Ele e Raquel estavam terminando de fazer a sobremesa da noite: Turon. Um doce típico de Filipinas, basicamente fatias de banana e jaca enroladas em açúcar mascavo e embrulhadas em papel manteiga. Todos da casa amavam e a Raquel ficava roubando as fatias de banana, fazendo o namorado ter que cortar mais e passarem mais tempos juntos na cozinha nessa brincadeira de polícia e ladrão.

Algo que eles claramente já tinham prática, diga-se de passagem.

Talvez por serem procurados internacionalmente, não consumiam produtos digitais que possibilitariam o seu rastreio pela Europol e outros órgãos tão inofensivos quanto, mas o que realmente os motivavam a utilizar tudo analógico seria que brincar o dia inteiro na praia e ilhas ao redor era muito mais divertido que The Sims e ter Instagram – ao menos era a desculpa que Paula ouvia – e na realidade era mesmo.

Entretanto, professor era responsável pela segurança dos dalís e por todo o dinheiro que eles imprimiram, isso obviamente exige tecnologia de ponta, que não fosse detectada por órgãos federais, para entrar em contato com os transportadores – responsáveis pela segurança dos outros – e com as pessoas que mantinham suas identidades falsas passarem despercebidas pelos governos, assim como seus investimentos ao redor do mundo. Ele estava onipresente na vida de todos e sabia de todos os acontecimentos, mas não para que o transportador de Denver e Mônica entrasse em contato aleatoriamente enquanto Raquel lhe sujava o nariz com açúcar mascavo por ele estar segurando o cacho de banana lá no alto para que ela não alcançasse, mesmo que na ponta dos pés.

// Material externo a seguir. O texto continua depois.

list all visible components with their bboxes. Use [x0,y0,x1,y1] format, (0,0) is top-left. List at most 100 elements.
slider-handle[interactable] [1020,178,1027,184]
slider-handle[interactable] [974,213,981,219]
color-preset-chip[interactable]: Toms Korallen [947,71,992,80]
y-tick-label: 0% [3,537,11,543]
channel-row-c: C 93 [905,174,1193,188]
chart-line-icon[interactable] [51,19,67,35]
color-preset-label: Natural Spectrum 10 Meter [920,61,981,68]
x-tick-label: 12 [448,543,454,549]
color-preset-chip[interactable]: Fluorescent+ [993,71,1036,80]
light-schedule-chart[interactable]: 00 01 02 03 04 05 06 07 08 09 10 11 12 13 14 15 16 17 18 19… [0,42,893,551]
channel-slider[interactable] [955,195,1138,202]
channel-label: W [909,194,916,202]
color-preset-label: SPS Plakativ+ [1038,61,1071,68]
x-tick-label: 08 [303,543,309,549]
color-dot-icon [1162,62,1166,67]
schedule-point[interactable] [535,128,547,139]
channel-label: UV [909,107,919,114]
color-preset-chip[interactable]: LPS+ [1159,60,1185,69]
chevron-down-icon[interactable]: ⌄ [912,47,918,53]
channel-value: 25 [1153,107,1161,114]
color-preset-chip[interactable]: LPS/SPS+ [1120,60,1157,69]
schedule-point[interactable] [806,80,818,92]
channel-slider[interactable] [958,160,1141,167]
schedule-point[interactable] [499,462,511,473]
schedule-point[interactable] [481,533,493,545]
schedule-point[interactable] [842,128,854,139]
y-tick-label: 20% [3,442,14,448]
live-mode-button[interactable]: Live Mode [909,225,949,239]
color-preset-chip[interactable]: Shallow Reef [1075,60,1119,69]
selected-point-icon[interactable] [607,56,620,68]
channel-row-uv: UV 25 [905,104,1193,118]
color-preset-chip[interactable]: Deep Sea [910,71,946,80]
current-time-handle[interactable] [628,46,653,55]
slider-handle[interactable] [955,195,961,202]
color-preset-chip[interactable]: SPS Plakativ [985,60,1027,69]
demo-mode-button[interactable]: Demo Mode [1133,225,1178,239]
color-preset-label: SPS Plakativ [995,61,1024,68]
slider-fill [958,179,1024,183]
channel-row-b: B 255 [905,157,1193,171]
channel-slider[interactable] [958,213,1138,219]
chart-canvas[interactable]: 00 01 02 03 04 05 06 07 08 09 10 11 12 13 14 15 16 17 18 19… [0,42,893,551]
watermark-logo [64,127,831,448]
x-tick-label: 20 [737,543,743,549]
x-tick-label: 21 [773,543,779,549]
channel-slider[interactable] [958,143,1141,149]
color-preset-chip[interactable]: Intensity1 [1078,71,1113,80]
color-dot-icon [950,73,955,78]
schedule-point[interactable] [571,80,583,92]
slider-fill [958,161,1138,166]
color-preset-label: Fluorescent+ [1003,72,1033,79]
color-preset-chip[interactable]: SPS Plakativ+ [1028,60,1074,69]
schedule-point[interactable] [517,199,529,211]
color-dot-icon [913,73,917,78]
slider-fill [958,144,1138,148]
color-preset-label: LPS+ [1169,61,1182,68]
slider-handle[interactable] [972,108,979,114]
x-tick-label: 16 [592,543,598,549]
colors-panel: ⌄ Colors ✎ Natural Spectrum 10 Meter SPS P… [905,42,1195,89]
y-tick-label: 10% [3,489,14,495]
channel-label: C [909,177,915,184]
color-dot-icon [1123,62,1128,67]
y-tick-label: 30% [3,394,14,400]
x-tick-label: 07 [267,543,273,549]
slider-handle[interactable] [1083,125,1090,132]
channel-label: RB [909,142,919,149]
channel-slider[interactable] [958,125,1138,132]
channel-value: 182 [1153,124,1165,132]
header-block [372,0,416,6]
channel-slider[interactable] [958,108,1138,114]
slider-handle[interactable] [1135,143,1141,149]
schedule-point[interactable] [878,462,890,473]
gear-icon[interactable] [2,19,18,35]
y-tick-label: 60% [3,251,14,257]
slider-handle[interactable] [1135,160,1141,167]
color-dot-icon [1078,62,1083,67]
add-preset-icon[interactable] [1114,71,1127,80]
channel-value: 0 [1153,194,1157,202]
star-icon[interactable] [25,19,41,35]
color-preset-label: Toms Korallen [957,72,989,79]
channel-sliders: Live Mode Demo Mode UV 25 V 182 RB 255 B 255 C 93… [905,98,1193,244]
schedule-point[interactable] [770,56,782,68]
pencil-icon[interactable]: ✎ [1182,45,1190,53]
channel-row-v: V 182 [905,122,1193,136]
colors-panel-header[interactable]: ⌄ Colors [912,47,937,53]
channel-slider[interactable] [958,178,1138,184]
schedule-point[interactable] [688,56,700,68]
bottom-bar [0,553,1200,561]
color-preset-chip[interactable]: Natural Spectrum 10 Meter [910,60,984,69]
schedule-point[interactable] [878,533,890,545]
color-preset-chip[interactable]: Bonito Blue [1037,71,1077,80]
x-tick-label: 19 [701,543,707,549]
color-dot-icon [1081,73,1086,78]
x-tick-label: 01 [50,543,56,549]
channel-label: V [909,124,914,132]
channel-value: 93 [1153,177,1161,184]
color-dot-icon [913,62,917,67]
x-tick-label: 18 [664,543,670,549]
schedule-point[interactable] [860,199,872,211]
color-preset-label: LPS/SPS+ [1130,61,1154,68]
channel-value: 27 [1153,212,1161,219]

Os dois não ficaram nervosos, anteontem mesmo o transportador de Helsinque tinha entrado em contato para poder utilizar dinheiro que não estava previsto para subornar um novo policial da cidade. Como Paula e Mariví já estavam na mesa, ansiosas pela janta e sobremesa, os dois se olharam e combinaram silenciosamente que ele ia verificar o que era enquanto ela terminava de servir as mulheres Murillo.

Foi diretamente ao escritório, onde havia um telefone velho o suficiente para que, somado à ajuda de alguns hackers, não fosse detectado.

Inicialmente, nem mesmo o transportador parecia entender a razão pela qual entrava em contato, mas basicamente Denver insistia que queria fazer um batizado simbólico para Cincinnati com a presença de todos.

A expressão facial de Sérgio mudou de incrédulo para indiferente e depois a simpatizante da ideia. Após a perda de o único membro de sua família, ficou sozinho naquela ilha por um ano inteiro e aquelas interações, até as mais bobas, com os transportadores era o mais próximo que tinha de uma família. Com a chegada de Raquel, ele aprendera a amá-la um dia após o outro e tanto transbordava que aprendia a cultivar ainda mais o carinho que tinha pelos demais. Não conhecia Cinci, a última vez que vira Mônica e Denver, naquele barco, ela não estava nem com a barriga despontando. Ele também deveria ter mudado tanto... a paternidade muda qualquer um. Sorri ao se lembrar de Paula.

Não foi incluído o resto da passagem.